I loved the new approach to the show, the artistry in the framework, and I was enjoying the plot also:  the budding relationships between Amelia and James and Sheldon and Miranda were holding my interest; it was great to see Addison finally finding happiness both as a mother and a romantic partner; and Cooper and Charlotte’s expanded family brought about equally touching and amusing narrative potentials.  So just when the show sucked me back in I found out (with a week to spare) that it was ending.  Sigh.

 

The series ended with a wedding (as ninety percent do it seems), but not the one viewers expected.  Addison and Jake did get married, but so did the estranged couple Sam and Naomi.  (This was perhaps the one plot misstep in my opinion.  To have Naomi and Sam have a one night stand which not only lands her pregnant, but also makes them both realize they were meant to be seemed a bit too convenient.  I also had a hard time coming to terms with Sam telling Naomi she was “the only woman [he] ever loved” after two seasons involving his romantic relationship with Addison.  Equally unconvincing was his immediate excitement at learning he was to be a father again, after having been very clear on the fact that he was done with that part of his life).  But, despite this hasty rush to a resolution that involved all original cast members (i.e.

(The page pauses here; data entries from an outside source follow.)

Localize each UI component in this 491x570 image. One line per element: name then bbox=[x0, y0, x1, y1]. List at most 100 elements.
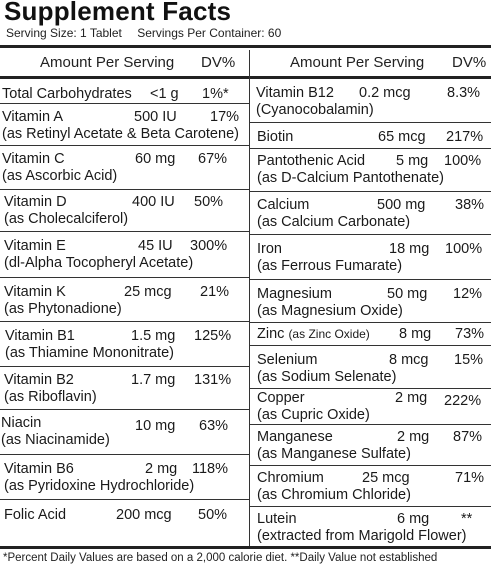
nutrient-name: Copper bbox=[257, 390, 305, 406]
nutrient-source: (as Riboflavin) bbox=[4, 389, 97, 405]
row-divider bbox=[0, 366, 249, 367]
nutrient-name: Chromium bbox=[257, 470, 324, 486]
row-divider bbox=[0, 409, 249, 410]
nutrient-dv: 100% bbox=[444, 153, 482, 169]
nutrient-dv: 8.3% bbox=[447, 85, 481, 101]
nutrient-dv: 63% bbox=[199, 418, 229, 434]
nutrient-name: Calcium bbox=[257, 197, 310, 213]
row-divider bbox=[250, 148, 491, 149]
left-amount-header: Amount Per Serving bbox=[40, 54, 175, 71]
header-rule bbox=[0, 45, 491, 48]
nutrient-source: (extracted from Marigold Flower) bbox=[257, 528, 467, 544]
row-divider bbox=[0, 145, 249, 146]
nutrient-dv: 67% bbox=[198, 151, 228, 167]
nutrient-name: Vitamin B2 bbox=[4, 372, 74, 388]
nutrient-name: Iron bbox=[257, 241, 282, 257]
nutrient-name: Niacin bbox=[1, 415, 42, 431]
nutrient-dv: 71% bbox=[455, 470, 485, 486]
nutrient-dv: 217% bbox=[446, 129, 484, 145]
nutrient-dv: 222% bbox=[444, 393, 482, 409]
row-divider bbox=[0, 454, 249, 455]
nutrient-amount: 25 mcg bbox=[124, 284, 172, 300]
nutrient-name: Zinc (as Zinc Oxide) bbox=[257, 326, 370, 343]
nutrient-name: Biotin bbox=[257, 129, 294, 145]
servings-per-container: Servings Per Container: 60 bbox=[137, 26, 282, 40]
row-divider bbox=[0, 231, 249, 232]
nutrient-amount: 6 mg bbox=[397, 511, 430, 527]
nutrient-dv: 50% bbox=[194, 194, 224, 210]
column-header-rule bbox=[0, 76, 491, 79]
nutrient-name: Vitamin E bbox=[4, 238, 66, 254]
nutrient-source: (as D-Calcium Pantothenate) bbox=[257, 170, 444, 186]
nutrient-dv: 17% bbox=[210, 109, 240, 125]
nutrient-amount: 200 mcg bbox=[116, 507, 172, 523]
nutrient-source: (as Niacinamide) bbox=[1, 432, 110, 448]
footer-rule bbox=[0, 546, 491, 549]
row-divider bbox=[250, 424, 491, 425]
nutrient-name-text: Zinc bbox=[257, 326, 285, 342]
nutrient-source: (as Phytonadione) bbox=[4, 301, 122, 317]
nutrient-amount: 2 mg bbox=[145, 461, 178, 477]
nutrient-source: (as Ascorbic Acid) bbox=[2, 168, 118, 184]
nutrient-dv: 131% bbox=[194, 372, 232, 388]
nutrient-name: Manganese bbox=[257, 429, 333, 445]
nutrient-name: Folic Acid bbox=[4, 507, 67, 523]
nutrient-source: (as Cholecalciferol) bbox=[4, 211, 129, 227]
nutrient-source: (dl-Alpha Tocopheryl Acetate) bbox=[4, 255, 194, 271]
nutrient-dv: 50% bbox=[198, 507, 228, 523]
nutrient-name: Vitamin B1 bbox=[5, 328, 75, 344]
nutrient-source: (as Calcium Carbonate) bbox=[257, 214, 411, 230]
row-divider bbox=[250, 388, 491, 389]
nutrient-name: Lutein bbox=[257, 511, 297, 527]
nutrient-name: Vitamin K bbox=[4, 284, 66, 300]
nutrient-amount: 1.7 mg bbox=[131, 372, 176, 388]
nutrient-amount: 500 IU bbox=[134, 109, 177, 125]
nutrient-source: (as Chromium Chloride) bbox=[257, 487, 411, 503]
nutrient-dv: 100% bbox=[445, 241, 483, 257]
nutrient-source: (as Magnesium Oxide) bbox=[257, 303, 403, 319]
nutrient-amount: 8 mg bbox=[399, 326, 432, 342]
nutrient-dv: 87% bbox=[453, 429, 483, 445]
nutrient-amount: 65 mcg bbox=[378, 129, 426, 145]
nutrient-name: Vitamin A bbox=[2, 109, 63, 125]
nutrient-source: (as Cupric Oxide) bbox=[257, 407, 370, 423]
nutrient-amount: 10 mg bbox=[135, 418, 176, 434]
row-divider bbox=[0, 189, 249, 190]
row-divider bbox=[0, 499, 249, 500]
row-divider bbox=[0, 103, 249, 104]
row-divider bbox=[250, 279, 491, 280]
row-divider bbox=[250, 122, 491, 123]
nutrient-dv: 1%* bbox=[202, 86, 229, 102]
nutrient-name: Vitamin D bbox=[4, 194, 67, 210]
column-divider bbox=[249, 50, 250, 547]
nutrient-amount: 45 IU bbox=[138, 238, 173, 254]
nutrient-name: Vitamin B12 bbox=[256, 85, 334, 101]
panel-title: Supplement Facts bbox=[4, 0, 232, 26]
nutrient-source: (as Ferrous Fumarate) bbox=[257, 258, 403, 274]
nutrient-dv: 125% bbox=[194, 328, 232, 344]
row-divider bbox=[250, 191, 491, 192]
row-divider bbox=[250, 345, 491, 346]
row-divider bbox=[250, 234, 491, 235]
nutrient-dv: ** bbox=[461, 511, 473, 527]
nutrient-amount: 500 mg bbox=[377, 197, 426, 213]
nutrient-name-note: (as Zinc Oxide) bbox=[288, 327, 370, 341]
nutrient-source: (as Manganese Sulfate) bbox=[257, 446, 411, 462]
nutrient-amount: <1 g bbox=[150, 86, 179, 102]
serving-info: Serving Size: 1 Tablet Servings Per Cont… bbox=[6, 26, 281, 40]
right-dv-header: DV% bbox=[452, 54, 487, 71]
nutrient-amount: 60 mg bbox=[135, 151, 176, 167]
nutrient-amount: 0.2 mcg bbox=[359, 85, 411, 101]
nutrient-amount: 8 mcg bbox=[389, 352, 429, 368]
nutrient-name: Vitamin C bbox=[2, 151, 65, 167]
row-divider bbox=[250, 322, 491, 323]
nutrient-source: (as Pyridoxine Hydrochloride) bbox=[4, 478, 195, 494]
nutrient-source: (as Retinyl Acetate & Beta Carotene) bbox=[2, 126, 239, 142]
nutrient-amount: 1.5 mg bbox=[131, 328, 176, 344]
footnote: *Percent Daily Values are based on a 2,0… bbox=[3, 552, 438, 564]
left-dv-header: DV% bbox=[201, 54, 236, 71]
nutrient-name: Vitamin B6 bbox=[4, 461, 74, 477]
right-amount-header: Amount Per Serving bbox=[290, 54, 425, 71]
nutrient-dv: 300% bbox=[190, 238, 228, 254]
nutrient-source: (as Sodium Selenate) bbox=[257, 369, 397, 385]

Naomi), it was a nice moment when the camera panned across the faces in the crowd at Naomi and Sam’s wedding and found everyone happy.  The one character left without a love interest at the series’ finish, Violet, actually draws the show to a close by announcing that she has written another book – a book about their friendships and experiences as doctors… a book (predictably) called:  Private Practice.  (To avoid this being too cheesy of an ending the camera pulls away from the doctors debating the title, of which many are critical.  A funny final moment for the group of sparring friends).

 

So there ends another medical drama.  It was not always perfect but it was at times edgy (covering controversial issues in unflinching ways) and often heartfelt (you haven’t really cried over a medical storyline until you watch the delivery of Amelia’s brainless baby) and it will be missed by this sometimes-reluctant fan.